Tornando al caso del fosforo, esso viene usato nei fosfati per la concimazione. Il prezzo è salito molto perché man mano le risorse minerali stanno diminuendo. Supponiamo che questo abbia spostato la curva dell'offerta nella posizione della figura precedente. Le imprese sono in questo caso incentivate a cercare nuove tecnologie e nuovi giacimenti per ricavare fosforo (di converso contribuendo alla crescita economica, ma anche questo è un argomento interessante e altrettanto off-topic). Inoltre gli utilizzatori di fosfati saranno alla ricerca di prodotti sostitutivi soddisfacenti. I due sforzi combinati, quando hanno successo, spostano le curve della domanda e dell'offerta nella maniera seguente:
Nella figura vediamo che la scoperta di prodotti sostitutivi dei fosfati ha spostato la curva della domanda a sinistra e l'ha resa meno "price elastic", ovvero più ripida. Questo perché ora la quantità richiesta è diminuita, ma sono diminuite le possibilità di accedere convenientemente a prodotti sostitutivi (che sono già in uso), e di conseguenza anche grandi cambiamenti di prezzo non modificano di tanto la quantità richiesta, non potendo più sostituire facilmente l'ammanco di fosforo. Il prezzo e le quantità scambiate sono diminuite.

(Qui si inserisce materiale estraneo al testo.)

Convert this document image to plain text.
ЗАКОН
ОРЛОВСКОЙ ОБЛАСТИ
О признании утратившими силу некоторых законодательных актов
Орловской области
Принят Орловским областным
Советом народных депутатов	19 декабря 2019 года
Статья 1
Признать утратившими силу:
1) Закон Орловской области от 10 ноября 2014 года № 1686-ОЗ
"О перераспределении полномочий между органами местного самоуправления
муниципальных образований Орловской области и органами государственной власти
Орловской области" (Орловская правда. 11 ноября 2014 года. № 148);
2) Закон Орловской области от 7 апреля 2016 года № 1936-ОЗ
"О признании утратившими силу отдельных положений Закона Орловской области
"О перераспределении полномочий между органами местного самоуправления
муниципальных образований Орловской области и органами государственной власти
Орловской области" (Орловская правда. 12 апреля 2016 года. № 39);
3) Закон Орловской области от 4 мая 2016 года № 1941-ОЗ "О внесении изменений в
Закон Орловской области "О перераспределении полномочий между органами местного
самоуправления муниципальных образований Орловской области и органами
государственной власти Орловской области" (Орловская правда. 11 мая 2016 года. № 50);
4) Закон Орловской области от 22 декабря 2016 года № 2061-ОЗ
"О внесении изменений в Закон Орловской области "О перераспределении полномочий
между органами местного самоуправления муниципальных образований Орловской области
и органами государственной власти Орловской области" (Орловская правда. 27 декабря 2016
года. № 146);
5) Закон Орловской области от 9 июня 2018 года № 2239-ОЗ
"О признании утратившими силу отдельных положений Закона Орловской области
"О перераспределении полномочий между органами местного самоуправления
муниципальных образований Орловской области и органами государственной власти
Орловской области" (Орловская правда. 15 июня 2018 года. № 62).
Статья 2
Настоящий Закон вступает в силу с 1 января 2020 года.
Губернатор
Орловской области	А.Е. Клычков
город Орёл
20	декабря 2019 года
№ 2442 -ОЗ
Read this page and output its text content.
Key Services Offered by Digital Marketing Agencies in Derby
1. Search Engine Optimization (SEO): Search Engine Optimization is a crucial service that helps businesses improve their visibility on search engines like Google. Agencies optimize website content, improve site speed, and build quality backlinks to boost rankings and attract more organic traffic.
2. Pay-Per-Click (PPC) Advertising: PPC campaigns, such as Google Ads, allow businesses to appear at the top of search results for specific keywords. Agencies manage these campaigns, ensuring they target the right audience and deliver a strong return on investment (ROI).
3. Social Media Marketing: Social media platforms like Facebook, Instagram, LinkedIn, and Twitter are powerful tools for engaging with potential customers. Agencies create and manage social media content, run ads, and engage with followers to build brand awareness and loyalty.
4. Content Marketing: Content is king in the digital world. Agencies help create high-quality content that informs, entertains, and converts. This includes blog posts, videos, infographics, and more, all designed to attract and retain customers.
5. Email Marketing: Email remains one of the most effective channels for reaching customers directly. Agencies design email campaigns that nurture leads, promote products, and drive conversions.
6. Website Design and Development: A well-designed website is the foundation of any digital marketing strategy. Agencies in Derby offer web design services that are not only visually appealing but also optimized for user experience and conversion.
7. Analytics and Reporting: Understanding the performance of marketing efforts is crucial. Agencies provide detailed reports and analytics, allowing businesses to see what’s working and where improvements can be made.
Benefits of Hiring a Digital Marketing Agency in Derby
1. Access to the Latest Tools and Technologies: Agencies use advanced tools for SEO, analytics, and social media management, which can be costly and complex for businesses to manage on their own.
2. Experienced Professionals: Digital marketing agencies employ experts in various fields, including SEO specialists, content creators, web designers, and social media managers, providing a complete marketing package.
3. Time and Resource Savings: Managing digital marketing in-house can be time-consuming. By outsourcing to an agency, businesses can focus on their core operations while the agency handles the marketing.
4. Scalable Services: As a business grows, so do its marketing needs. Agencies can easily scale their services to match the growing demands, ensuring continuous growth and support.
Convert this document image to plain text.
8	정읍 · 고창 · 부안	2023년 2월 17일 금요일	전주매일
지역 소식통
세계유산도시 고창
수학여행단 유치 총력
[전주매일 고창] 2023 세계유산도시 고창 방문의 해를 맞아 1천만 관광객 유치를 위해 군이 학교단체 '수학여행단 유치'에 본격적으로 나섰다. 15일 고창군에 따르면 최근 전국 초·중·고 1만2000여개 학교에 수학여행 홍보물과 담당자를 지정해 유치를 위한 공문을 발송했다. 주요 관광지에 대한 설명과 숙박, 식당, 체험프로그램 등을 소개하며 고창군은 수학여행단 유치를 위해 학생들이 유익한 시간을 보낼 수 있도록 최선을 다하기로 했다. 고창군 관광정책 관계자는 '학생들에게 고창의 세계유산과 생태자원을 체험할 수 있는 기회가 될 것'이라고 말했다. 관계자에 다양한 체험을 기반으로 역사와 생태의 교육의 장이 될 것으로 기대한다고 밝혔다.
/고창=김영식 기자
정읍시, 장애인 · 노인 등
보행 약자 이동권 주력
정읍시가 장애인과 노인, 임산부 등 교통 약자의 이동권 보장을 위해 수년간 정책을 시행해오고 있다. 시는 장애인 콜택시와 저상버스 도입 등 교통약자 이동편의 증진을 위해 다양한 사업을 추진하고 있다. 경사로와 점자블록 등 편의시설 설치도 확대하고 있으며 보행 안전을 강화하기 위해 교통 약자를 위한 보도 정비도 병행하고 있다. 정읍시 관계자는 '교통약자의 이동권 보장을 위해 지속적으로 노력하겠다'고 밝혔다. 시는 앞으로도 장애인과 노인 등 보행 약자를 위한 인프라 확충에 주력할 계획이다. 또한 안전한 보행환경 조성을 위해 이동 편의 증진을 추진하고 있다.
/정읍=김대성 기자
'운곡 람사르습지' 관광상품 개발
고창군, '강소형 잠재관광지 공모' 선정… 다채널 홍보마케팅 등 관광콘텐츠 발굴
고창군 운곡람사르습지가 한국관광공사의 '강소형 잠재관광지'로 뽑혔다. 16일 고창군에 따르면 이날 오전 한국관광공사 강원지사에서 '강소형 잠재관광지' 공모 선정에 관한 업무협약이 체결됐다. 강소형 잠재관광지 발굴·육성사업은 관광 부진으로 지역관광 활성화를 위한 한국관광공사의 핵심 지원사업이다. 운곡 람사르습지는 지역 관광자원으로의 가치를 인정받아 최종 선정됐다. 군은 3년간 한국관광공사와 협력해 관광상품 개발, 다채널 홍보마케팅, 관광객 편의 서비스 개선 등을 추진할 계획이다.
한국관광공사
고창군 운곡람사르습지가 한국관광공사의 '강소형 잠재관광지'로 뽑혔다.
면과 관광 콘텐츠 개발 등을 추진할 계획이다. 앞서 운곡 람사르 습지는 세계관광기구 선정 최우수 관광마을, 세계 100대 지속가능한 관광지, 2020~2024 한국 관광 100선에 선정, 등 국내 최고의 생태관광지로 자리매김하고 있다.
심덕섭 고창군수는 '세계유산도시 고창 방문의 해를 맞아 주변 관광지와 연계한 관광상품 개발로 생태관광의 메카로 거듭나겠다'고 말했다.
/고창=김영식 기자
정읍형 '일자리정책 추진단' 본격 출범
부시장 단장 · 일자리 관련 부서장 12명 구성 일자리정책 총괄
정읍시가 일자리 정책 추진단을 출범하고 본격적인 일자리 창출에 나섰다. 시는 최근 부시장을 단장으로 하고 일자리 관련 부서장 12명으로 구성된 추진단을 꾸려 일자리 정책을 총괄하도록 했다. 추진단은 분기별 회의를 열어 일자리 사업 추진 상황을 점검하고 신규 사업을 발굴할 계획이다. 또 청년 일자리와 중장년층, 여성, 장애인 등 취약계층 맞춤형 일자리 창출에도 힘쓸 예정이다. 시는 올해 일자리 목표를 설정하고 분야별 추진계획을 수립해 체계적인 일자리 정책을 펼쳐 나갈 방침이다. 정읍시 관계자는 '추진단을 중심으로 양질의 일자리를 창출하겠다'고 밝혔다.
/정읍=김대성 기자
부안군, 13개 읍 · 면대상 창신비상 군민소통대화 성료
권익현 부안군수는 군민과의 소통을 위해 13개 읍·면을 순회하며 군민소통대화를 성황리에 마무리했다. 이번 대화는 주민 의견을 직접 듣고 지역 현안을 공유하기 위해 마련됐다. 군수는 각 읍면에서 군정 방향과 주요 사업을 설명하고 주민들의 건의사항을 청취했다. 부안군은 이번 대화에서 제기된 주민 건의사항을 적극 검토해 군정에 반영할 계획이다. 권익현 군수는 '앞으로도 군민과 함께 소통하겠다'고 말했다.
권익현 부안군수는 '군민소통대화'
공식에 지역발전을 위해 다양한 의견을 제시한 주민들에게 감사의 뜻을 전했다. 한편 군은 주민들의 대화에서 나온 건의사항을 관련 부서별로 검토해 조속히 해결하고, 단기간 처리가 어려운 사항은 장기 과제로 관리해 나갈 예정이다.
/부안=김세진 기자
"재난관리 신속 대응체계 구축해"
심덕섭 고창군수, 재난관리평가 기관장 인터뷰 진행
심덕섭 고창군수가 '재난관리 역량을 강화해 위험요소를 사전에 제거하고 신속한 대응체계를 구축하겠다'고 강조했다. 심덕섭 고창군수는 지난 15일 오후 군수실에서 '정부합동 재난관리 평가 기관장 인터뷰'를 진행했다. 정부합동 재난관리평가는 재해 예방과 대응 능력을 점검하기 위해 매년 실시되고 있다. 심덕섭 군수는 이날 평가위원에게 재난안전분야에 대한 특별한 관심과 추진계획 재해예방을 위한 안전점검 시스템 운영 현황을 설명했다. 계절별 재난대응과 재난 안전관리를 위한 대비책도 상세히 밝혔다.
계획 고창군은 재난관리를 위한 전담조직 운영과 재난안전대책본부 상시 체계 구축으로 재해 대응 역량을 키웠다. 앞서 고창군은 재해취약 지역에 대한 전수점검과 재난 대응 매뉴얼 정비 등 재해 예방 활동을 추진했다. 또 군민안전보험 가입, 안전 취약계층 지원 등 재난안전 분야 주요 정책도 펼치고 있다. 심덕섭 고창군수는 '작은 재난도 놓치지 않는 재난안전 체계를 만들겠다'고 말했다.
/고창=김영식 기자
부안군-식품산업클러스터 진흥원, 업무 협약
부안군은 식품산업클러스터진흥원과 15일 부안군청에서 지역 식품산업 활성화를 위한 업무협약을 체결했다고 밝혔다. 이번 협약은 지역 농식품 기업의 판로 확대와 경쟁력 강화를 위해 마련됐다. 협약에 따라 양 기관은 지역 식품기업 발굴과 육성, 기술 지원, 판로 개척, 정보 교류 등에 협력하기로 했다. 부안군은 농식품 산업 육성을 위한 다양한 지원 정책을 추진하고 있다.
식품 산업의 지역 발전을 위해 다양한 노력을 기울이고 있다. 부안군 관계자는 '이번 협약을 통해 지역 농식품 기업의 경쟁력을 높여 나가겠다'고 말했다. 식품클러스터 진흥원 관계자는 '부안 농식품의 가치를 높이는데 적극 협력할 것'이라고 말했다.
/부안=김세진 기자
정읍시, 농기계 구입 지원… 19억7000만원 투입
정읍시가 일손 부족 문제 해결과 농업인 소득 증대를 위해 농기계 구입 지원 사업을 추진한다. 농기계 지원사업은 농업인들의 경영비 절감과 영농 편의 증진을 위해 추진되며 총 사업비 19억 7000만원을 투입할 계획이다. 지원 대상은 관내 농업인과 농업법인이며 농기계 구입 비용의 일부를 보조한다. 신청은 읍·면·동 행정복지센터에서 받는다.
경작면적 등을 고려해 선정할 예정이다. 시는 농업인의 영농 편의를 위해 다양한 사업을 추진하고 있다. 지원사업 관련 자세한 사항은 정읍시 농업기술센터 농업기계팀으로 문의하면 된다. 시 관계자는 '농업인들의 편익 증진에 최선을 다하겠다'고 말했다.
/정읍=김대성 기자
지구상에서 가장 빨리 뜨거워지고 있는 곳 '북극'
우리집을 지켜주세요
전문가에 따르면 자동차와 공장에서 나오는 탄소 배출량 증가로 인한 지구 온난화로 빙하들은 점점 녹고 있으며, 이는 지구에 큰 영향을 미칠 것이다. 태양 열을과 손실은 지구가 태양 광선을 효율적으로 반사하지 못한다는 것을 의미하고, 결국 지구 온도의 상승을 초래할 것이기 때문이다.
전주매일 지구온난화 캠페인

Supponendo ora che i produttori abbiano trovato maniere più efficaci per cercare minerali ricchi di fosforo, o altre maniere di ottenerlo (ad esempio le ossa animali possono essere lavorate per ricavare fosforo), anche la curva dell'offerta si sposterà più in basso e a destra.
Si è raggiunto un nuovo equilibrio a una quantità più alta e a un prezzo più basso.
Chiaramente per i casi d'esempio si parla di mercati totalmente competitivi, dove il prodotto (il fosforo) non è differenziabile, ovvero è una commodity. In questi mercati i produttori sono "price taker", dunque non sono in grado in alcun modo di influenzare il prezzo. Vi sono altri mercati (competizione monopolistica) in cui una più o meno importante differenziazione consente agli offerenti una qualche capacità di imporre un prezzo diverso (più alto) dal prezzo di equilibrio di un tipico mercato competitivo, ma nei limiti della sostituibilità del prodotto offerto.
Quello che mi premeva sottolineare, per ora, di tutta questa filastrocca, è che gli spostamenti delle curve di domanda e offerta derivano da cambiamenti nelle utilità o nei costi marginali. Queste informazioni non sono note che a chi realizza la decisione (di comprare o di vendere), e al momento stesso della decisione, in una preferenza dimostrata (consiglio a tal proposito "Toward a Reconstruction of Utility and Welfare Economics" di Rothbard), e non è possibile per nessuno, tranne che per il mercato, possedere questa preziosa conoscenza. Al di là dunque dei meccanismi specifici e del modello sopra esposto, si può ricavare una lezione di senso più profondo, che non solo ci giustifica l'efficienza economica nell'allocazione delle risorse del libero mercato, ma ce lo rende, appunto "inspiring as well as right", così come Nozick definisce lo Stato minimo. [to be continued...]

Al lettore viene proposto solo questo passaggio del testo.